Brothers seems to have genuinely believed that he was destined to repopulate Jerusalem with the Jewish race, many of whom he discovered were living in England without realising their heritage. It may have helped his beliefs that he was born on Christmas Day, but in fact his early career seems to have been spent comparatively sanely in the Royal Navy. It was only when he settled in London in 1787 that his visions began, and, during a spell in a poorhouse, he began writing down the revelations he had received. The resulting books swiftly became best-sellers.
Brothers became especially prominent during the 1790s. A supporter of the French Revolution and fervent opponent of the war with France, he gradually attracted a sizeable and loyal following. The hardship caused by the war, and a series of poor harvests and tax increases, made his predictions of the imminent Apocalypse all the more convincing.
Although he often wrote to the leading politicians of the time, warning them of the folly of pursuing a European war, it was only in 1795 – or by Brothers' calculations the 5914th year since Creation – that he found a voice in Parliament, in the form of the M.P. Nathaniel Halhead. The two men are cited in the caption Gillray's print.

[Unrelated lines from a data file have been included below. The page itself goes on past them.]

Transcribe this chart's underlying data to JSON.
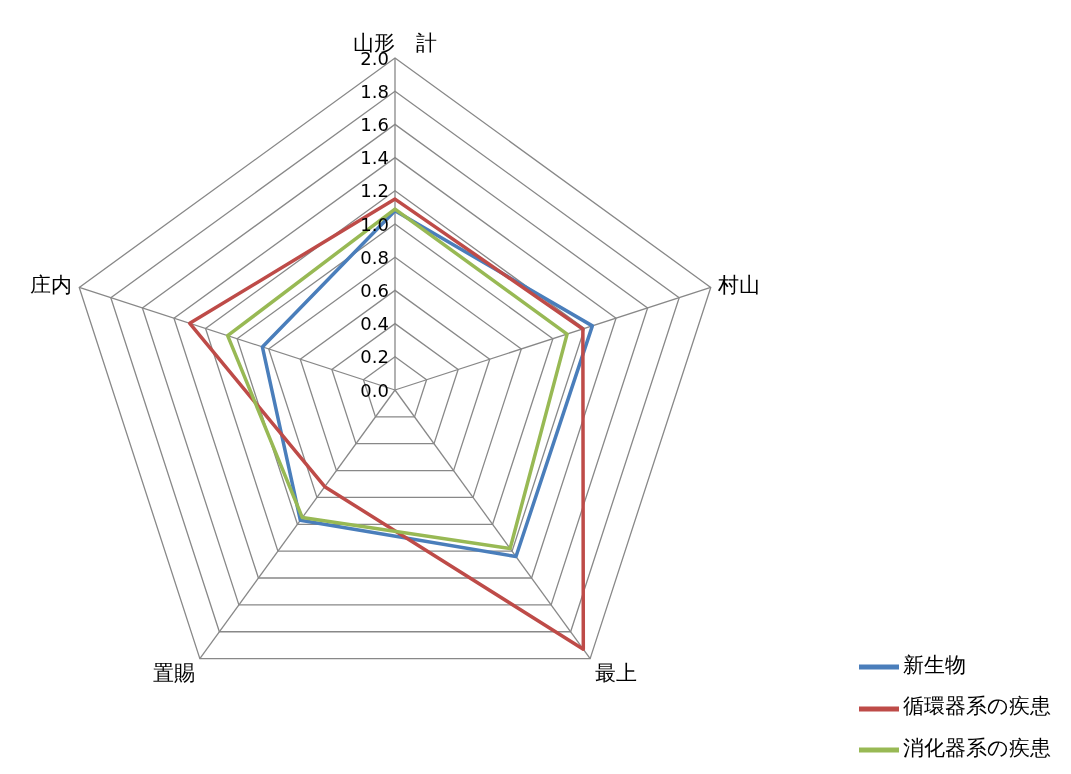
{
  "chart_data": {
    "type": "radar",
    "categories": [
      "山形　計",
      "村山",
      "最上",
      "置賜",
      "庄内"
    ],
    "series": [
      {
        "name": "新生物",
        "color": "#4a7ebb",
        "values": [
          1.08,
          1.25,
          1.24,
          0.97,
          0.84
        ]
      },
      {
        "name": "循環器系の疾患",
        "color": "#be4b48",
        "values": [
          1.15,
          1.19,
          1.93,
          0.72,
          1.3
        ]
      },
      {
        "name": "消化器系の疾患",
        "color": "#98b954",
        "values": [
          1.09,
          1.09,
          1.18,
          0.95,
          1.06
        ]
      }
    ],
    "ylim": [
      0,
      2
    ],
    "yticks": [
      {
        "value": 0,
        "label": "0.0"
      },
      {
        "value": 0.2,
        "label": "0.2"
      },
      {
        "value": 0.4,
        "label": "0.4"
      },
      {
        "value": 0.6,
        "label": "0.6"
      },
      {
        "value": 0.8,
        "label": "0.8"
      },
      {
        "value": 1,
        "label": "1.0"
      },
      {
        "value": 1.2,
        "label": "1.2"
      },
      {
        "value": 1.4,
        "label": "1.4"
      },
      {
        "value": 1.6,
        "label": "1.6"
      },
      {
        "value": 1.8,
        "label": "1.8"
      },
      {
        "value": 2,
        "label": "2.0"
      }
    ],
    "grid": true,
    "legend": "bottom right",
    "marker": "none",
    "line_style": "solid"
  }
}
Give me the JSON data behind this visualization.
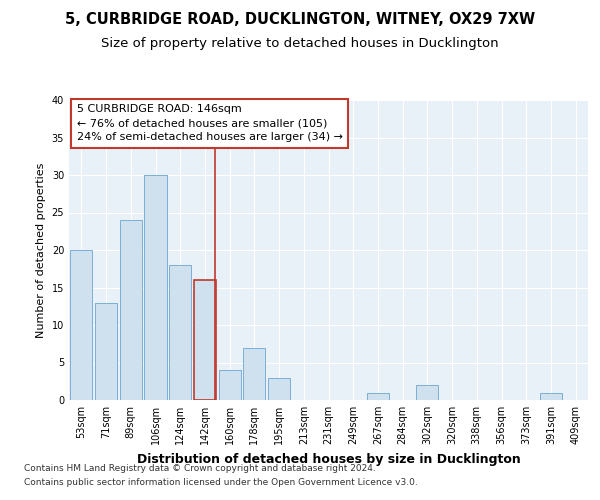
{
  "title1": "5, CURBRIDGE ROAD, DUCKLINGTON, WITNEY, OX29 7XW",
  "title2": "Size of property relative to detached houses in Ducklington",
  "xlabel": "Distribution of detached houses by size in Ducklington",
  "ylabel": "Number of detached properties",
  "bins": [
    "53sqm",
    "71sqm",
    "89sqm",
    "106sqm",
    "124sqm",
    "142sqm",
    "160sqm",
    "178sqm",
    "195sqm",
    "213sqm",
    "231sqm",
    "249sqm",
    "267sqm",
    "284sqm",
    "302sqm",
    "320sqm",
    "338sqm",
    "356sqm",
    "373sqm",
    "391sqm",
    "409sqm"
  ],
  "values": [
    20,
    13,
    24,
    30,
    18,
    16,
    4,
    7,
    3,
    0,
    0,
    0,
    1,
    0,
    2,
    0,
    0,
    0,
    0,
    1,
    0
  ],
  "bar_color": "#cfe0ef",
  "bar_edge_color": "#7bafd4",
  "highlight_bar_index": 5,
  "highlight_bar_edge_color": "#c0392b",
  "vline_x": 5.42,
  "vline_color": "#c0392b",
  "annotation_line1": "5 CURBRIDGE ROAD: 146sqm",
  "annotation_line2": "← 76% of detached houses are smaller (105)",
  "annotation_line3": "24% of semi-detached houses are larger (34) →",
  "annotation_box_color": "white",
  "annotation_box_edge_color": "#c0392b",
  "ylim": [
    0,
    40
  ],
  "yticks": [
    0,
    5,
    10,
    15,
    20,
    25,
    30,
    35,
    40
  ],
  "footer1": "Contains HM Land Registry data © Crown copyright and database right 2024.",
  "footer2": "Contains public sector information licensed under the Open Government Licence v3.0.",
  "bg_color": "#e8f0f8",
  "fig_bg_color": "#ffffff",
  "title1_fontsize": 10.5,
  "title2_fontsize": 9.5,
  "xlabel_fontsize": 9,
  "ylabel_fontsize": 8,
  "tick_fontsize": 7,
  "annotation_fontsize": 8,
  "footer_fontsize": 6.5
}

After predicting that London would topple on King George III's official birthday, 4 June 1795 – the same day that Gillray's print was published – and that he himself would succeed to the throne, Brothers was arrested, charged with treason and confined to a lunatic asylum where he spent the next eleven years.
It is his fiery, apocalyptic rhetoric that lies behind Gillray's imagery, and it is perhaps the prophet himself who is represented cowering behind the knee of Fox – detail left.
Another cartoon by Gillray, The Prophet of the Hebrews..., above [P.336-1948], is devoted entirely to this bizarre figure. Brothers, fiery horns sprouting from his head like some latter-day Moses, leads a crowd of paupers towards the Gate of Jerusalem. Squeezed into a sack on his back, marked 'Bundle of the Elect', are several anti-war politicians. Like Pitt in Presages of the Millennium..., Brothers brandishes a fiery sword and tramples his opponents underfoot. In the corner of the print, St Paul's cathedral topples into a burning City of London.